The 3 lights on your Hype MiC serve as a multifunctional information display - the diagram below, taken from the Hype MiC User Guide, explores these different functions:
Single Blue Light:
Upon plugging your Hype MiC into a device, you will likely be greeted by a single blue light. This indicates that the microphone is receiving power, but is not actively being used as an audio input in your choice of recording/streaming/telecom software.
Single Green Light:
Once communication between your Hype MiC and your software is established, a single green light will come on, replacing the blue light.
This indicates a happy, healthy, connection; your mic is ready to go!
Green Lights, Left to Right:
Now that we have connected your microphone to your software, the indicator array will function as an easy-to-read meter, letting you know the relative gain level of your input signal.
The meter lights from left to right, illuminating more lights the more input gain is present.
Single Green & Two Orange Lights:
This is a continuation of the above; once you surpass the level shown by 3 green lights, the rightmost 2 lights will turn orange. This indicates that you are approaching clipping (distortion) and should consider turning down your input gain, or adjusting your source volume.
Think of this as a yellow light - slow down!

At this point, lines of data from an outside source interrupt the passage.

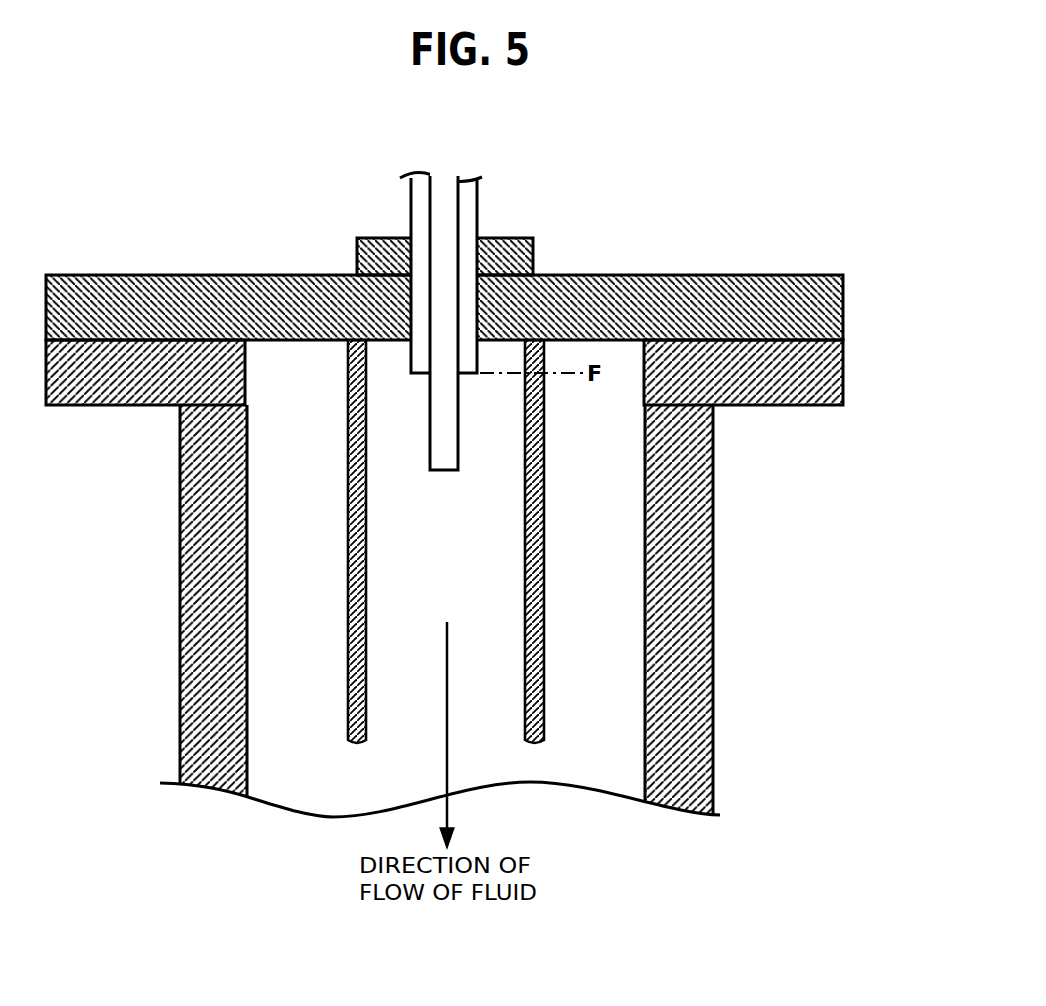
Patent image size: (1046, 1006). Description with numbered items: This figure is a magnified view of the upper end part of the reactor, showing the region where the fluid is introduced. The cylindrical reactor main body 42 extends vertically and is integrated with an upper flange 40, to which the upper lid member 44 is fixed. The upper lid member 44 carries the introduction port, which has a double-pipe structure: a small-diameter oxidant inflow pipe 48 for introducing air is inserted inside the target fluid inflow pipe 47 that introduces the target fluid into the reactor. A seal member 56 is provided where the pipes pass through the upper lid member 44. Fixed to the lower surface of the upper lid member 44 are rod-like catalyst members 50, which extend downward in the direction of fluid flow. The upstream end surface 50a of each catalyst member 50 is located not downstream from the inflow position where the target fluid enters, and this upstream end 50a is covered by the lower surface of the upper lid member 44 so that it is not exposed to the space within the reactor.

The upper flange 40 is at (843, 376).
The reactor main body 42 is at (713, 593).
The upper lid member 44 is at (843, 302).
The target fluid inflow pipe 47 is at (478, 191).
The oxidant inflow pipe 48 is at (438, 203).
The catalyst member 50 is at (348, 556).
The upstream end surface 50a is at (353, 336).
The seal member 56 is at (533, 248).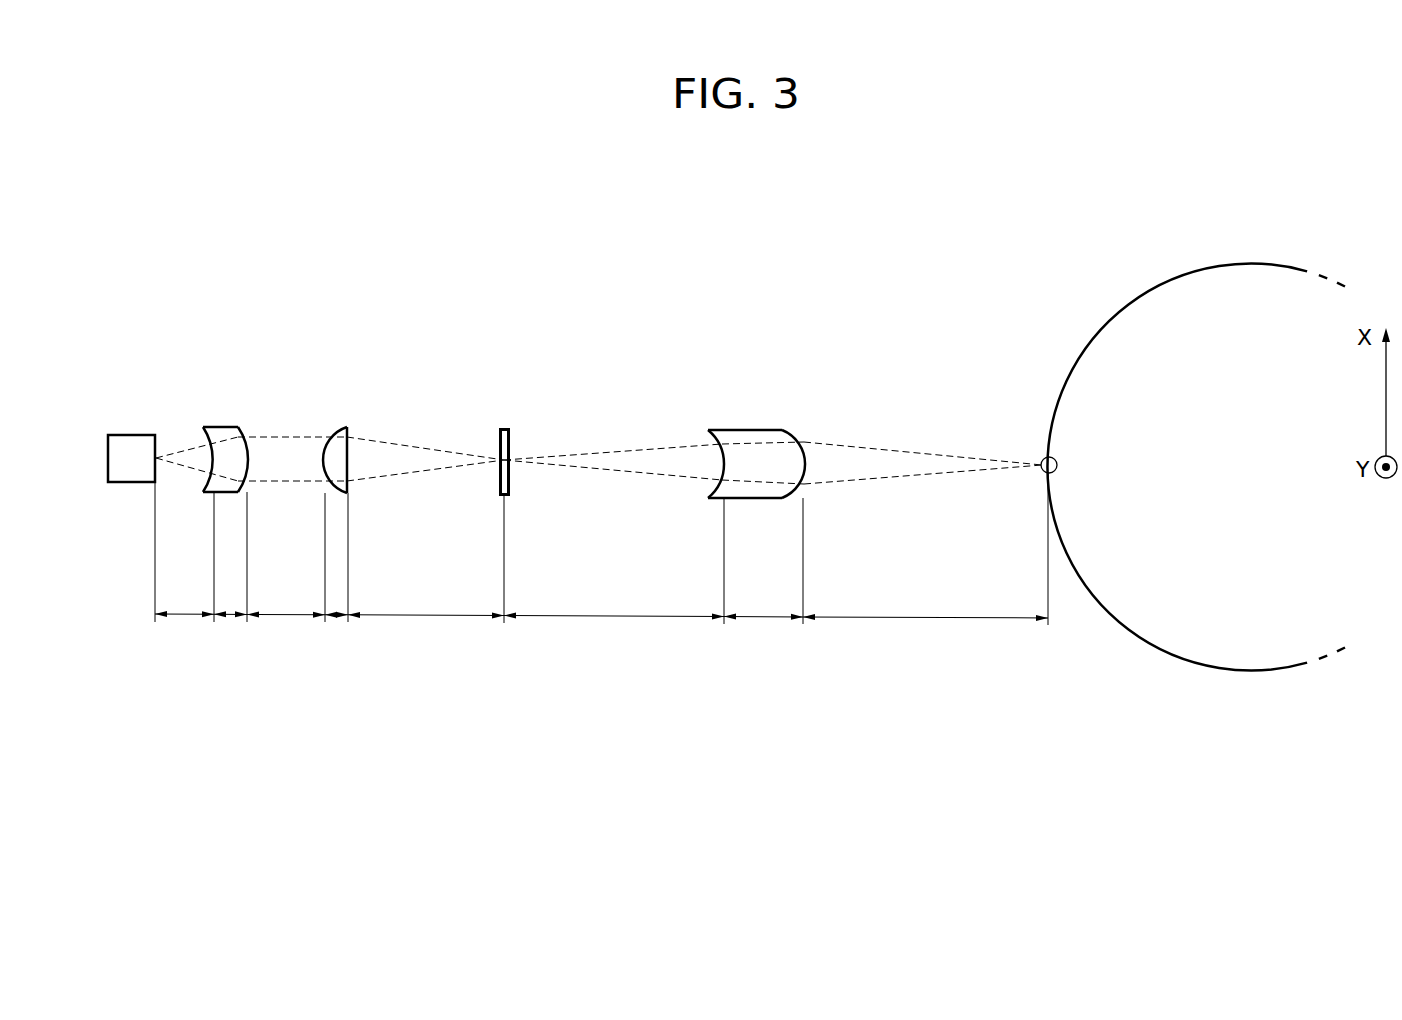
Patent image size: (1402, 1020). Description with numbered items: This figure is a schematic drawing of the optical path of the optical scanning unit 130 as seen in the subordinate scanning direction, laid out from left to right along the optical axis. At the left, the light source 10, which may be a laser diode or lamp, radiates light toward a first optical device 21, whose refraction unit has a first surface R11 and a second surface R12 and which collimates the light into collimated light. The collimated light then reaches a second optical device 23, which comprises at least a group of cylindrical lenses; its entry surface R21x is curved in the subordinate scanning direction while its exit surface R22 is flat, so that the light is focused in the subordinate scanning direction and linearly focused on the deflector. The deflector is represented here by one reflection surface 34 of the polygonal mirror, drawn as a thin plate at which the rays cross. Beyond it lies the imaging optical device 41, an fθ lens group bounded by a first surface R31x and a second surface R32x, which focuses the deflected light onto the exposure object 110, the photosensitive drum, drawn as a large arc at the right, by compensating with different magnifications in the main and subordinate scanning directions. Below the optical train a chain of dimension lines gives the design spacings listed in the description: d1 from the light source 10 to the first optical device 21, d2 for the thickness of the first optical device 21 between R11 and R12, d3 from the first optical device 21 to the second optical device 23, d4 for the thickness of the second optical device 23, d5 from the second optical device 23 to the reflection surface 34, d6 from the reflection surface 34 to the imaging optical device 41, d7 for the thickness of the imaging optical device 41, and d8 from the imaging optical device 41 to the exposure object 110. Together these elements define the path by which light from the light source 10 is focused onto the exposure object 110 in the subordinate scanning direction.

The light source 10 is at (113, 426).
The first optical device 21 is at (227, 422).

3 red lights is a signal that the input gain is clipping (distorting.) As a result, your recorded/streamed audio will be distorted. To fix this, adjust your input gain with the knob, or lower your source volume.
By tapping the main encoder knob on your Hype MiC, you are activating Hype Mode, aka the onboard compression circuit.
The purple lights indicate the intensity of the compression being applied; 1 light being the lightest, and 3 being the most. The diagram below, taken again from the Hype MiC User Guide, explains common applications of these different modes:
Your Hype MiC has a few different monitoring, or Blend, configurations (ie, how you hear the signal.) These different configs are shown with the white lights; you can cycle through them by clicking the Blend button:
The diagram below, taken again from the Hype MiC User Guide, (last one I promise!) explains the mix differences of these blend modes:
Please Note: when the diagram cites "Input Signal" it is referring to the unprocessed signal being picked up by your mic, NOT the signal that you have previously Input and Recorded into your DAW.
This blend mode is often the culprit of not being able to hear anything from the mic. ALWAYS cycle through these if you're encountering any output issues!